O’Riley talks about the “perpetual beta testing” that has sort of gotten a bad rap. Some feel that it is simply a way to never finish a software project and to be able to release before ready. He counters this by saying giving users equal treatment as co-developers
in a reflection of open source development practices (even if the software in question is unlikely to be released under an open source license.) The open source dictum, “release early and release often” in fact has morphed into an even more radical position, “the perpetual beta,” in which the product is developed in the open, with new features slipstreamed in on a monthly, weekly, or even daily basis. It’s no accident that services such as Gmail, Google Maps, Flickr, del.icio.us, and the like may be expected to bear a “Beta” logo for years at a time.
Real time monitoring of user behavior to see just which new features are used, and how they are used, thus becomes another required core competency. A web developer at a major online service remarked: “We put up two or three new features on some part of the site every day, and if users don’t adopt them, we take them down. If they like them, we roll them out to the entire site.”

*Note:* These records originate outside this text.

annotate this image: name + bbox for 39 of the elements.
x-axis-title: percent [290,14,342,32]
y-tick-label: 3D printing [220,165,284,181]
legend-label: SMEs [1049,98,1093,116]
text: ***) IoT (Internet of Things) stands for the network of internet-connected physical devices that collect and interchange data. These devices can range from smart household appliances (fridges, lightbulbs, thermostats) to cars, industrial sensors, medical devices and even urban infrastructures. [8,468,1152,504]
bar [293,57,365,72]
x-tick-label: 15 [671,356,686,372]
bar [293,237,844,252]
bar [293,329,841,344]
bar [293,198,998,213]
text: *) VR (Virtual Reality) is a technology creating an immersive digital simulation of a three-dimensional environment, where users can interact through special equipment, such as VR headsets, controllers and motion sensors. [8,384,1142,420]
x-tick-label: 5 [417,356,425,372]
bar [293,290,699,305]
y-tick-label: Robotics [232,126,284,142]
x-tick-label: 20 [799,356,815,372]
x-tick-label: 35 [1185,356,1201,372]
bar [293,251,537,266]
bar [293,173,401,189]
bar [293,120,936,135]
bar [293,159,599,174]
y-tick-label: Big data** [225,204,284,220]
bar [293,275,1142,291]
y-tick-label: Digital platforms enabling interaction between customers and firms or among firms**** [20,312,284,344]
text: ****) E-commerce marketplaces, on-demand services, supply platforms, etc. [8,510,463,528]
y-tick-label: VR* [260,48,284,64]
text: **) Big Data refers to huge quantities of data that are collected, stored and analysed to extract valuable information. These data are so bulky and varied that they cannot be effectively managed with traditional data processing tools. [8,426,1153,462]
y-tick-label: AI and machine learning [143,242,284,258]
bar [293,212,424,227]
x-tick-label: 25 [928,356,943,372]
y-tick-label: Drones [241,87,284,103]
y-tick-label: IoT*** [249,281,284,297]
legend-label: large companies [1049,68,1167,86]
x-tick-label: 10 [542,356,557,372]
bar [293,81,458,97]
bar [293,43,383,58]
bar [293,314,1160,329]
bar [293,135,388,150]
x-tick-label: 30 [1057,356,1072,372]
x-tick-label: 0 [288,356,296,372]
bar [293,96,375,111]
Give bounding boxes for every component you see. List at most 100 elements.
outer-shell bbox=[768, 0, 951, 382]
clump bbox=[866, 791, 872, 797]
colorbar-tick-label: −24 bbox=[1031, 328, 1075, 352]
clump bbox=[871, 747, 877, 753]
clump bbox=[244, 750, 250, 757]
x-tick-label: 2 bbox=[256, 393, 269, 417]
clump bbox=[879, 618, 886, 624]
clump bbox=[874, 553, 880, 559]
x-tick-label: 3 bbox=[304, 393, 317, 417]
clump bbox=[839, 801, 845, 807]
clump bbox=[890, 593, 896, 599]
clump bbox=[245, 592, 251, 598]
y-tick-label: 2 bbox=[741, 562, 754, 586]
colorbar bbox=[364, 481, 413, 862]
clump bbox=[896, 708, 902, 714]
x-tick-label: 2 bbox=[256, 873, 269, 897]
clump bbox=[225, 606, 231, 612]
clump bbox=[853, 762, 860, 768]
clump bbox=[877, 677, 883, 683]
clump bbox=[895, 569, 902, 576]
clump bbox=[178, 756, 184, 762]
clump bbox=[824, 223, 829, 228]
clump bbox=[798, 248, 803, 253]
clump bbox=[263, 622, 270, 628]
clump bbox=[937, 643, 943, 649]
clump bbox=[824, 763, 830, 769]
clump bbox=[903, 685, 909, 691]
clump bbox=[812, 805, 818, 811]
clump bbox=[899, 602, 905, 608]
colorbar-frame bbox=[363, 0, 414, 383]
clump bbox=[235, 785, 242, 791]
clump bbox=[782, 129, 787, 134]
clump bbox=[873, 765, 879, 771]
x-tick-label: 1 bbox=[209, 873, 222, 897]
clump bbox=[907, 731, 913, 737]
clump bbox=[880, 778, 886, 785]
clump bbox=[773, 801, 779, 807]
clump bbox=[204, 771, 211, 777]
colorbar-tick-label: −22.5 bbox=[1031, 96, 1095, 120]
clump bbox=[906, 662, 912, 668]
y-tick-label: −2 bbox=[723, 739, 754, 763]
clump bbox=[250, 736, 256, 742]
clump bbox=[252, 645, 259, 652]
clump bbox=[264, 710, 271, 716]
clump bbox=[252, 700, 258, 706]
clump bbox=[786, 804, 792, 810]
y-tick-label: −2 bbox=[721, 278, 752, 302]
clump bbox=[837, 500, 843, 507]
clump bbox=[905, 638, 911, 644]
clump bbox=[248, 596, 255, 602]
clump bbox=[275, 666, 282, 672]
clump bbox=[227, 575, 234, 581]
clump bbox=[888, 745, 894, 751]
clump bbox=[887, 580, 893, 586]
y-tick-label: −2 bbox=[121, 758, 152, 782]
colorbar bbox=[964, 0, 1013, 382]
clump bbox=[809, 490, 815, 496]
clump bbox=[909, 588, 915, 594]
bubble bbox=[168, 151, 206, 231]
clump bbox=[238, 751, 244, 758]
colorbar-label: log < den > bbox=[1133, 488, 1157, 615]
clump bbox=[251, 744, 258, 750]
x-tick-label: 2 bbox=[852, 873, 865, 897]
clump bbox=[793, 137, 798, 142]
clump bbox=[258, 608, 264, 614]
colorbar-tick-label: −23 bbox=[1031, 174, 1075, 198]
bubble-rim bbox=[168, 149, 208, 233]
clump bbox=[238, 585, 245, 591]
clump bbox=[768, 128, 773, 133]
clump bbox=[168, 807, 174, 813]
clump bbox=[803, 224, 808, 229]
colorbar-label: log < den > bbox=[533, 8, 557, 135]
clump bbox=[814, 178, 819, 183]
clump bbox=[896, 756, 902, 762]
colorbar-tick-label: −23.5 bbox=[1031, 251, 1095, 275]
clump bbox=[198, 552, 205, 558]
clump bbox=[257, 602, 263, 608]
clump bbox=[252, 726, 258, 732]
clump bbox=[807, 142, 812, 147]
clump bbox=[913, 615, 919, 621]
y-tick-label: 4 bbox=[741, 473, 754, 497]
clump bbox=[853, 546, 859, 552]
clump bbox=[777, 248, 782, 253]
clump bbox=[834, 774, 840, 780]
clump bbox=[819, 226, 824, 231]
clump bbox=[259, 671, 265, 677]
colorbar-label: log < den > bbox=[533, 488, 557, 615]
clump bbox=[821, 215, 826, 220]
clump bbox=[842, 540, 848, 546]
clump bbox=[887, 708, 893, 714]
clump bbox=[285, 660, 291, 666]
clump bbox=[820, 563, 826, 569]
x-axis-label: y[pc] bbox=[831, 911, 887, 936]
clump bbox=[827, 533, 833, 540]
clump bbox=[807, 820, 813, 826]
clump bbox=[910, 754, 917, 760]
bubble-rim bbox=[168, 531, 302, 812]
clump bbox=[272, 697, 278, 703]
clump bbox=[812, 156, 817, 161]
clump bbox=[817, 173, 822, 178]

http://www.oreillynet.com/pub/a/oreilly/tim/news/2005/09/30/what-is-web-20.html?page=4

An article from fumsi discusses beta testing with librarians from the British Library and SLA. The conclusion is to “just do it” http://web.fumsi.com/go/article/use/2661 . Let the bets –test begin and do not be afraid that it is not perfect, embrace the help from users and be willing to change if needed.
Beta testing also works as advertising http://thefuturebuzz.com/2008/06/03/case-study-building-buzz-blogosphere-joffreys-coffee/ This company targeted bloggers and other Web2.0 users offering them free coffee in exchange for mentions on other Web 2.0 places and reviews of their products. Word of mouth via Web 2.0….how cool!!

I happen to be one of those folks who loves new software and also likes to help. I have tested many a new program or website, and video game in my time. When I worked for Gateway computers I was on several lists to help us test our computers. I attended Microsoft workshops where we saw new products and were given free trial copies; all we had to do was use the stuff and report errors or bugs. I thought it was a great trade in order to have the newest product. I think with the power of Web 2.0 tools the community of testers will be stronger and the variety of bugs and issues will be able to be addressed sooner and more completely. And because the testers are not all of the “geek” variety new insight will be gained by the programmers as to what “normal” people see. What might be obvious to the person or people who wrote the code, may be above the head of the typical user of the product.
This is a great thing for a library OPAC, let the users test and make them a part of making the system better for them. I think if you tell them that they are an integral part of making the whole thing better for everyone they will appreciate it all the more.